Is this data connection for a GCC High environment?

(not pictured)

Appears only in federal (FedRAMP) environments.

For Microsoft OneDrive and Office 365 data connections, select Yes or No based on your environment type.

If you don't know your environment type, contact your Microsoft administrator before continuing. You must select the correct environment type to authorize the connection.

Inventory monitored drives

(not pictured)

Performs a point-in-time analysis of the sharing state for the files in all in-scope drives.

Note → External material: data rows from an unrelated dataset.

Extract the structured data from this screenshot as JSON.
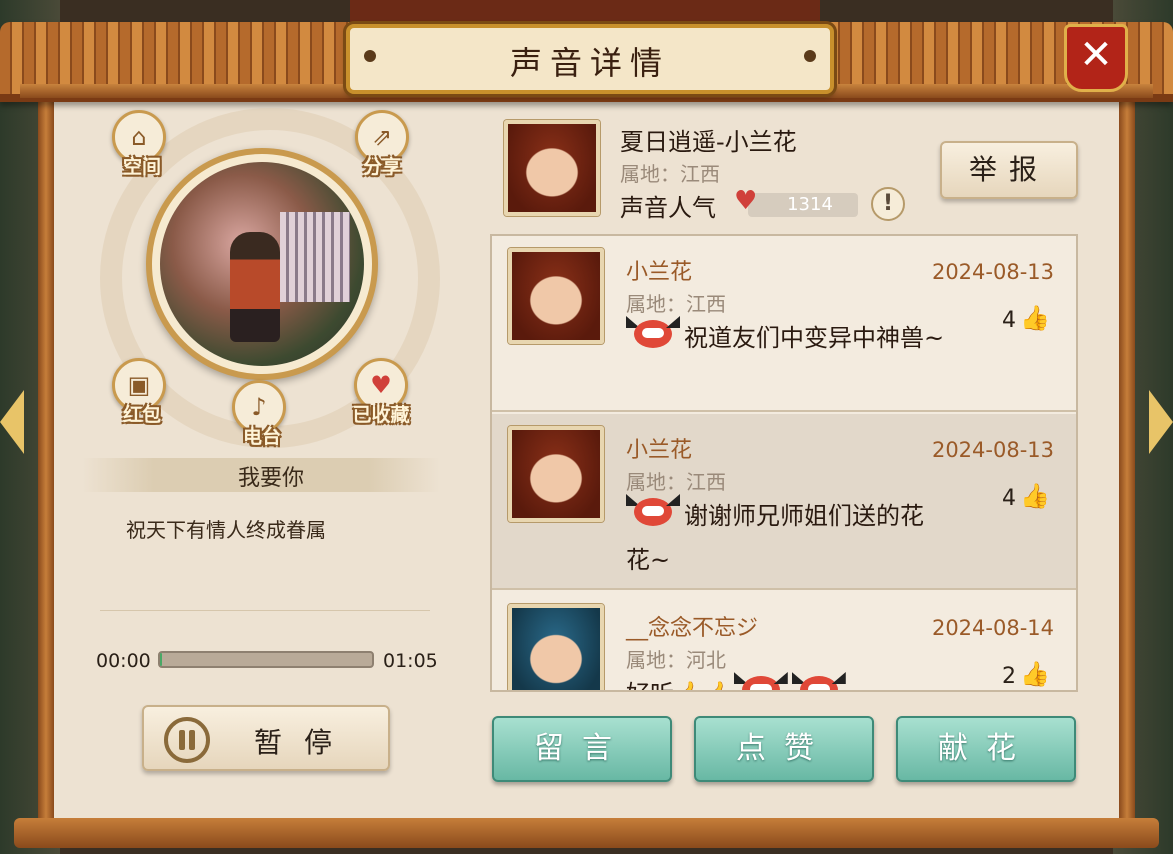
{
  "dialog": {
    "title": "声音详情",
    "close_symbol": "✕"
  },
  "left": {
    "buttons": {
      "space": {
        "label": "空间",
        "icon": "home-icon"
      },
      "share": {
        "label": "分享",
        "icon": "share-icon"
      },
      "red_packet": {
        "label": "红包",
        "icon": "red-packet-icon"
      },
      "radio": {
        "label": "电台",
        "icon": "gramophone-icon"
      },
      "favorite": {
        "label": "已收藏",
        "icon": "heart-icon"
      }
    },
    "song_title": "我要你",
    "song_description": "祝天下有情人终成眷属",
    "player": {
      "current_time": "00:00",
      "total_time": "01:05",
      "progress_fraction": 0.01,
      "pause_label": "暂停"
    }
  },
  "profile": {
    "name": "夏日逍遥-小兰花",
    "location": "属地：江西",
    "popularity_label": "声音人气",
    "popularity_value": "1314",
    "info_symbol": "!",
    "report_label": "举报"
  },
  "comments": [
    {
      "name": "小兰花",
      "location": "属地：江西",
      "date": "2024-08-13",
      "likes": "4",
      "text": "祝道友们中变异中神兽~",
      "avatar": "red"
    },
    {
      "name": "小兰花",
      "location": "属地：江西",
      "date": "2024-08-13",
      "likes": "4",
      "text": "谢谢师兄师姐们送的花花~",
      "avatar": "red"
    },
    {
      "name": "__念念不忘ジ",
      "location": "属地：河北",
      "date": "2024-08-14",
      "likes": "2",
      "text": "好听",
      "avatar": "blue"
    }
  ],
  "actions": {
    "comment_label": "留言",
    "like_label": "点赞",
    "flower_label": "献花"
  },
  "colors": {
    "accent_green": "#68b8a4",
    "title_brown": "#9a5a28",
    "heart_red": "#d0403a"
  }
}
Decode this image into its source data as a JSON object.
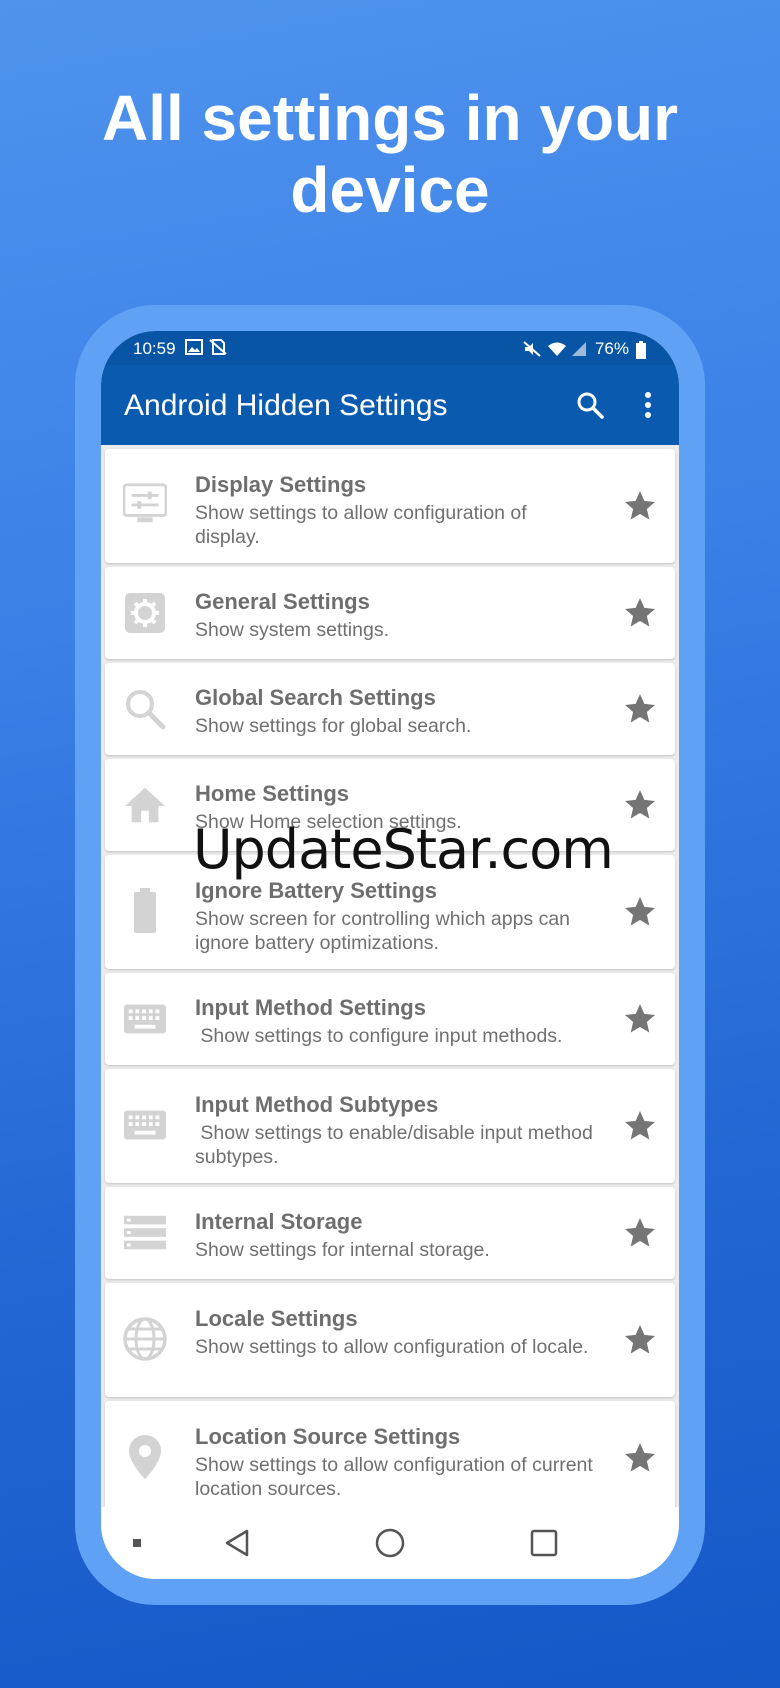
{
  "hero": {
    "title_line1": "All settings in your",
    "title_line2": "device"
  },
  "status_bar": {
    "time": "10:59",
    "battery": "76%"
  },
  "app_bar": {
    "title": "Android Hidden Settings"
  },
  "items": [
    {
      "title": "Display Settings",
      "desc": "Show settings to allow configuration of display.",
      "icon": "display-settings-icon"
    },
    {
      "title": "General Settings",
      "desc": "Show system settings.",
      "icon": "gear-icon"
    },
    {
      "title": "Global Search Settings",
      "desc": "Show settings for global search.",
      "icon": "search-icon"
    },
    {
      "title": "Home Settings",
      "desc": "Show Home selection settings.",
      "icon": "home-icon"
    },
    {
      "title": "Ignore Battery Settings",
      "desc": "Show screen for controlling which apps can ignore battery optimizations.",
      "icon": "battery-icon"
    },
    {
      "title": "Input Method Settings",
      "desc": " Show settings to configure input methods.",
      "icon": "keyboard-icon"
    },
    {
      "title": "Input Method Subtypes",
      "desc": " Show settings to enable/disable input method subtypes.",
      "icon": "keyboard-icon"
    },
    {
      "title": "Internal Storage",
      "desc": "Show settings for internal storage.",
      "icon": "storage-icon"
    },
    {
      "title": "Locale Settings",
      "desc": "Show settings to allow configuration of locale.",
      "icon": "globe-icon"
    },
    {
      "title": "Location Source Settings",
      "desc": "Show settings to allow configuration of current location sources.",
      "icon": "location-pin-icon"
    }
  ],
  "watermark": "UpdateStar.com",
  "colors": {
    "status_bar": "#0855a6",
    "app_bar": "#0a5ab0",
    "icon_gray": "#d3d3d3",
    "star_gray": "#757575"
  }
}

• This data is only collected once and only available for the duration of your data retention period.
• Results appear in the Day 1 cloud sharing risk assessment report in Incydr Labs. You can also query results in Forensic Search by filtering for events where the Event action includes the value Inventoried.
• Use caution when enabling this setting. Inventorying all drives consumes significant resources and may take a week or more to complete. In some cases, it may also cause the cloud service to throttle API requests, which can adversely affect the performance of other, non-Incydr activity in the cloud service.